- Route map

Overview
- Owner: Hungarian State Railways
- Line number: 13

Service

Technical
- Track gauge: 1,435 mm (4 ft 8+1⁄2 in) standard gauge
- Electrification: 25 kV 50 Hz AC (Tatabánya–Környe)
- Operating speed: 80 km/h (50 mph)

= Tatabánya–Pápa railway line =

Railway line in Hungary

The Tatabánya–Pápa railway line is a railway line in Hungary. It runs 93.2 km from Tatabánya to Pápa. Most of the line no longer hosts passenger service, and it is partially abandoned in the vicinity of Pápa.
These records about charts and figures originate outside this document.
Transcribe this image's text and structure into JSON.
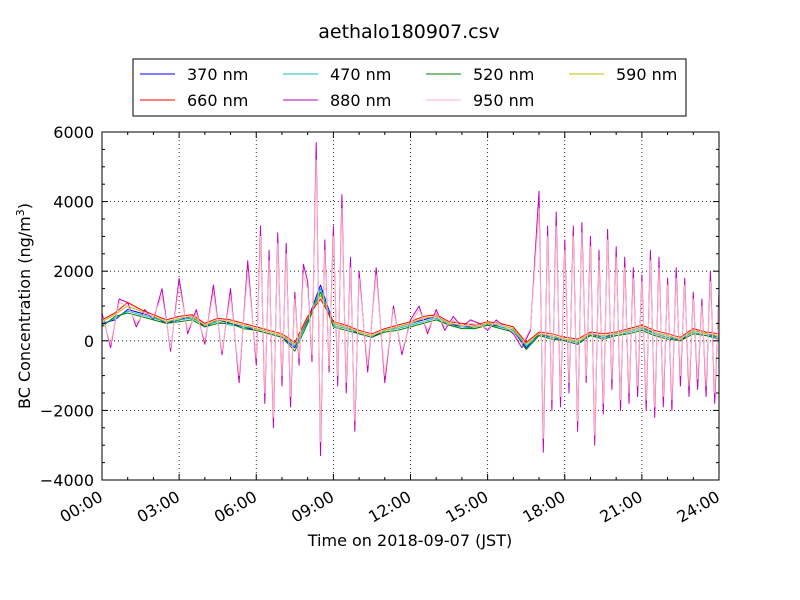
{
  "chart_data": {
    "type": "line",
    "title": "aethalo180907.csv",
    "xlabel": "Time on 2018-09-07 (JST)",
    "ylabel": "BC Concentration (ng/m",
    "ylabel_sup": "3",
    "ylabel_end": ")",
    "xlim": [
      "00:00",
      "24:00"
    ],
    "ylim": [
      -4000,
      6000
    ],
    "x_ticks": [
      "00:00",
      "03:00",
      "06:00",
      "09:00",
      "12:00",
      "15:00",
      "18:00",
      "21:00",
      "24:00"
    ],
    "y_ticks": [
      "−4000",
      "−2000",
      "0",
      "2000",
      "4000",
      "6000"
    ],
    "grid": true,
    "legend_position": "top",
    "series_colors": {
      "370 nm": "#0000ff",
      "470 nm": "#00bfbf",
      "520 nm": "#008000",
      "590 nm": "#bfbf00",
      "660 nm": "#ff0000",
      "880 nm": "#bf00bf",
      "950 nm": "#ffb6c1"
    },
    "series": [
      {
        "name": "370 nm",
        "x": [
          "00:00",
          "00:30",
          "01:00",
          "01:30",
          "02:00",
          "02:30",
          "03:00",
          "03:30",
          "04:00",
          "04:30",
          "05:00",
          "05:30",
          "06:00",
          "06:30",
          "07:00",
          "07:30",
          "08:00",
          "08:30",
          "09:00",
          "09:30",
          "10:00",
          "10:30",
          "11:00",
          "11:30",
          "12:00",
          "12:30",
          "13:00",
          "13:30",
          "14:00",
          "14:30",
          "15:00",
          "15:30",
          "16:00",
          "16:30",
          "17:00",
          "17:30",
          "18:00",
          "18:30",
          "19:00",
          "19:30",
          "20:00",
          "20:30",
          "21:00",
          "21:30",
          "22:00",
          "22:30",
          "23:00",
          "23:30",
          "24:00"
        ],
        "values": [
          500,
          600,
          900,
          800,
          700,
          500,
          600,
          700,
          400,
          600,
          500,
          400,
          300,
          200,
          100,
          -200,
          600,
          1600,
          500,
          400,
          200,
          100,
          300,
          400,
          500,
          600,
          700,
          500,
          400,
          400,
          500,
          400,
          300,
          -200,
          200,
          100,
          0,
          -100,
          200,
          100,
          200,
          300,
          400,
          200,
          100,
          0,
          300,
          200,
          100
        ]
      },
      {
        "name": "470 nm",
        "x": [
          "00:00",
          "00:30",
          "01:00",
          "01:30",
          "02:00",
          "02:30",
          "03:00",
          "03:30",
          "04:00",
          "04:30",
          "05:00",
          "05:30",
          "06:00",
          "06:30",
          "07:00",
          "07:30",
          "08:00",
          "08:30",
          "09:00",
          "09:30",
          "10:00",
          "10:30",
          "11:00",
          "11:30",
          "12:00",
          "12:30",
          "13:00",
          "13:30",
          "14:00",
          "14:30",
          "15:00",
          "15:30",
          "16:00",
          "16:30",
          "17:00",
          "17:30",
          "18:00",
          "18:30",
          "19:00",
          "19:30",
          "20:00",
          "20:30",
          "21:00",
          "21:30",
          "22:00",
          "22:30",
          "23:00",
          "23:30",
          "24:00"
        ],
        "values": [
          450,
          650,
          850,
          750,
          650,
          550,
          600,
          650,
          450,
          550,
          450,
          400,
          350,
          250,
          150,
          -150,
          550,
          1500,
          450,
          350,
          250,
          150,
          300,
          350,
          450,
          550,
          650,
          450,
          400,
          350,
          450,
          400,
          300,
          -150,
          150,
          100,
          50,
          -50,
          150,
          100,
          150,
          250,
          350,
          200,
          100,
          50,
          250,
          150,
          100
        ]
      },
      {
        "name": "520 nm",
        "x": [
          "00:00",
          "00:30",
          "01:00",
          "01:30",
          "02:00",
          "02:30",
          "03:00",
          "03:30",
          "04:00",
          "04:30",
          "05:00",
          "05:30",
          "06:00",
          "06:30",
          "07:00",
          "07:30",
          "08:00",
          "08:30",
          "09:00",
          "09:30",
          "10:00",
          "10:30",
          "11:00",
          "11:30",
          "12:00",
          "12:30",
          "13:00",
          "13:30",
          "14:00",
          "14:30",
          "15:00",
          "15:30",
          "16:00",
          "16:30",
          "17:00",
          "17:30",
          "18:00",
          "18:30",
          "19:00",
          "19:30",
          "20:00",
          "20:30",
          "21:00",
          "21:30",
          "22:00",
          "22:30",
          "23:00",
          "23:30",
          "24:00"
        ],
        "values": [
          400,
          700,
          800,
          700,
          600,
          500,
          550,
          600,
          400,
          500,
          500,
          350,
          300,
          200,
          100,
          -300,
          500,
          1400,
          400,
          300,
          200,
          100,
          250,
          300,
          400,
          500,
          600,
          450,
          350,
          350,
          450,
          350,
          250,
          -250,
          150,
          50,
          0,
          -100,
          150,
          50,
          150,
          200,
          300,
          150,
          50,
          0,
          200,
          150,
          50
        ]
      },
      {
        "name": "590 nm",
        "x": [
          "00:00",
          "00:30",
          "01:00",
          "01:30",
          "02:00",
          "02:30",
          "03:00",
          "03:30",
          "04:00",
          "04:30",
          "05:00",
          "05:30",
          "06:00",
          "06:30",
          "07:00",
          "07:30",
          "08:00",
          "08:30",
          "09:00",
          "09:30",
          "10:00",
          "10:30",
          "11:00",
          "11:30",
          "12:00",
          "12:30",
          "13:00",
          "13:30",
          "14:00",
          "14:30",
          "15:00",
          "15:30",
          "16:00",
          "16:30",
          "17:00",
          "17:30",
          "18:00",
          "18:30",
          "19:00",
          "19:30",
          "20:00",
          "20:30",
          "21:00",
          "21:30",
          "22:00",
          "22:30",
          "23:00",
          "23:30",
          "24:00"
        ],
        "values": [
          550,
          750,
          1000,
          850,
          700,
          550,
          650,
          700,
          450,
          600,
          550,
          450,
          350,
          250,
          150,
          -100,
          650,
          1300,
          500,
          400,
          250,
          150,
          300,
          400,
          500,
          650,
          700,
          500,
          450,
          400,
          500,
          450,
          350,
          -100,
          200,
          150,
          50,
          0,
          200,
          150,
          200,
          300,
          400,
          250,
          150,
          50,
          300,
          200,
          150
        ]
      },
      {
        "name": "660 nm",
        "x": [
          "00:00",
          "00:30",
          "01:00",
          "01:30",
          "02:00",
          "02:30",
          "03:00",
          "03:30",
          "04:00",
          "04:30",
          "05:00",
          "05:30",
          "06:00",
          "06:30",
          "07:00",
          "07:30",
          "08:00",
          "08:30",
          "09:00",
          "09:30",
          "10:00",
          "10:30",
          "11:00",
          "11:30",
          "12:00",
          "12:30",
          "13:00",
          "13:30",
          "14:00",
          "14:30",
          "15:00",
          "15:30",
          "16:00",
          "16:30",
          "17:00",
          "17:30",
          "18:00",
          "18:30",
          "19:00",
          "19:30",
          "20:00",
          "20:30",
          "21:00",
          "21:30",
          "22:00",
          "22:30",
          "23:00",
          "23:30",
          "24:00"
        ],
        "values": [
          600,
          800,
          1100,
          900,
          750,
          600,
          700,
          750,
          500,
          650,
          600,
          500,
          400,
          300,
          200,
          -50,
          700,
          1200,
          550,
          450,
          300,
          200,
          350,
          450,
          550,
          700,
          750,
          550,
          500,
          450,
          550,
          500,
          400,
          -50,
          250,
          200,
          100,
          50,
          250,
          200,
          250,
          350,
          450,
          300,
          200,
          100,
          350,
          250,
          200
        ]
      },
      {
        "name": "880 nm",
        "x": [
          "00:00",
          "00:20",
          "00:40",
          "01:00",
          "01:20",
          "01:40",
          "02:00",
          "02:20",
          "02:40",
          "03:00",
          "03:20",
          "03:40",
          "04:00",
          "04:20",
          "04:40",
          "05:00",
          "05:20",
          "05:40",
          "06:00",
          "06:10",
          "06:20",
          "06:30",
          "06:40",
          "06:50",
          "07:00",
          "07:10",
          "07:20",
          "07:30",
          "07:40",
          "07:50",
          "08:00",
          "08:10",
          "08:20",
          "08:30",
          "08:40",
          "08:50",
          "09:00",
          "09:10",
          "09:20",
          "09:30",
          "09:40",
          "09:50",
          "10:00",
          "10:20",
          "10:40",
          "11:00",
          "11:20",
          "11:40",
          "12:00",
          "12:20",
          "12:40",
          "13:00",
          "13:20",
          "13:40",
          "14:00",
          "14:20",
          "14:40",
          "15:00",
          "15:20",
          "15:40",
          "16:00",
          "16:20",
          "16:40",
          "17:00",
          "17:10",
          "17:20",
          "17:30",
          "17:40",
          "17:50",
          "18:00",
          "18:10",
          "18:20",
          "18:30",
          "18:40",
          "18:50",
          "19:00",
          "19:10",
          "19:20",
          "19:30",
          "19:40",
          "19:50",
          "20:00",
          "20:10",
          "20:20",
          "20:30",
          "20:40",
          "20:50",
          "21:00",
          "21:10",
          "21:20",
          "21:30",
          "21:40",
          "21:50",
          "22:00",
          "22:10",
          "22:20",
          "22:30",
          "22:40",
          "22:50",
          "23:00",
          "23:10",
          "23:20",
          "23:30",
          "23:40",
          "23:50",
          "24:00"
        ],
        "values": [
          800,
          -200,
          1200,
          1100,
          400,
          900,
          600,
          1500,
          -300,
          1800,
          200,
          900,
          -100,
          1600,
          -400,
          1500,
          -1200,
          2300,
          -700,
          3300,
          -1800,
          2600,
          -2500,
          3100,
          -1300,
          2800,
          -1900,
          1400,
          -700,
          2200,
          1700,
          -600,
          5700,
          -3300,
          2900,
          -900,
          3300,
          -1300,
          4200,
          -1500,
          2400,
          -2600,
          2000,
          -900,
          2100,
          -1200,
          1000,
          -400,
          600,
          1000,
          200,
          900,
          300,
          700,
          400,
          600,
          500,
          300,
          600,
          400,
          200,
          -200,
          300,
          4300,
          -3200,
          3300,
          -2000,
          3700,
          -1900,
          2900,
          -1500,
          3300,
          -2600,
          3400,
          -1200,
          3000,
          -3000,
          2600,
          -2100,
          3200,
          -1400,
          2700,
          -2000,
          2400,
          -1800,
          2100,
          -1600,
          1900,
          -2000,
          2600,
          -2200,
          2400,
          -1900,
          1800,
          -2000,
          2100,
          -1300,
          1800,
          -1600,
          1400,
          -1400,
          1200,
          -1600,
          2000,
          -1800,
          1400
        ]
      },
      {
        "name": "950 nm",
        "x": [
          "00:00",
          "00:20",
          "00:40",
          "01:00",
          "01:20",
          "01:40",
          "02:00",
          "02:20",
          "02:40",
          "03:00",
          "03:20",
          "03:40",
          "04:00",
          "04:20",
          "04:40",
          "05:00",
          "05:20",
          "05:40",
          "06:00",
          "06:10",
          "06:20",
          "06:30",
          "06:40",
          "06:50",
          "07:00",
          "07:10",
          "07:20",
          "07:30",
          "07:40",
          "07:50",
          "08:00",
          "08:10",
          "08:20",
          "08:30",
          "08:40",
          "08:50",
          "09:00",
          "09:10",
          "09:20",
          "09:30",
          "09:40",
          "09:50",
          "10:00",
          "10:20",
          "10:40",
          "11:00",
          "11:20",
          "11:40",
          "12:00",
          "12:20",
          "12:40",
          "13:00",
          "13:20",
          "13:40",
          "14:00",
          "14:20",
          "14:40",
          "15:00",
          "15:20",
          "15:40",
          "16:00",
          "16:20",
          "16:40",
          "17:00",
          "17:10",
          "17:20",
          "17:30",
          "17:40",
          "17:50",
          "18:00",
          "18:10",
          "18:20",
          "18:30",
          "18:40",
          "18:50",
          "19:00",
          "19:10",
          "19:20",
          "19:30",
          "19:40",
          "19:50",
          "20:00",
          "20:10",
          "20:20",
          "20:30",
          "20:40",
          "20:50",
          "21:00",
          "21:10",
          "21:20",
          "21:30",
          "21:40",
          "21:50",
          "22:00",
          "22:10",
          "22:20",
          "22:30",
          "22:40",
          "22:50",
          "23:00",
          "23:10",
          "23:20",
          "23:30",
          "23:40",
          "23:50",
          "24:00"
        ],
        "values": [
          700,
          -100,
          1100,
          1000,
          500,
          800,
          700,
          1300,
          -200,
          1600,
          300,
          800,
          0,
          1400,
          -300,
          1300,
          -1000,
          2000,
          -500,
          3000,
          -1500,
          2300,
          -2200,
          2800,
          -1000,
          2500,
          -1600,
          1200,
          -500,
          1900,
          1500,
          -400,
          5200,
          -2900,
          2600,
          -700,
          3000,
          -1000,
          3800,
          -1200,
          2100,
          -2300,
          1800,
          -700,
          1900,
          -1000,
          900,
          -300,
          500,
          900,
          300,
          800,
          400,
          600,
          400,
          500,
          450,
          350,
          550,
          400,
          250,
          -100,
          350,
          3800,
          -2800,
          3000,
          -1700,
          3300,
          -1600,
          2600,
          -1200,
          3000,
          -2300,
          3100,
          -1000,
          2700,
          -2700,
          2300,
          -1800,
          2900,
          -1100,
          2400,
          -1700,
          2100,
          -1500,
          1800,
          -1300,
          1700,
          -1700,
          2300,
          -1900,
          2100,
          -1600,
          1600,
          -1700,
          1800,
          -1000,
          1600,
          -1300,
          1200,
          -1100,
          1000,
          -1300,
          1700,
          -1500,
          1200
        ]
      }
    ]
  }
}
Hungarian State Railways owns and operates the line.

== Route ==
The line runs roughly east–west between Tatabánya and Pápa. In Tatabánya, the line diverges from the Budapest–Hegyeshalom railway line west of the Tatabánya railway station. In Környe, 7.6 km from Tatabánya, the Környe–Oroszlány railway line veers off to the south to serve Oroszlány. Electrification ends at this point, and there is no passenger service beyond Környe. The line connects with the Székesfehérvár–Komárom railway line in Kisbér, the Győr–Veszprém railway line in Veszprémvarsány, and the Győr–Celldömölk railway line and Pápa–Csorna railway lines in Pápa.

== Operation ==
Hungarian State Railways operates the S12 service as part of Budapest's suburban network. The S12 runs hourly between Oroszlány and Tatabánya, with connecting service to and from Budapest Déli station.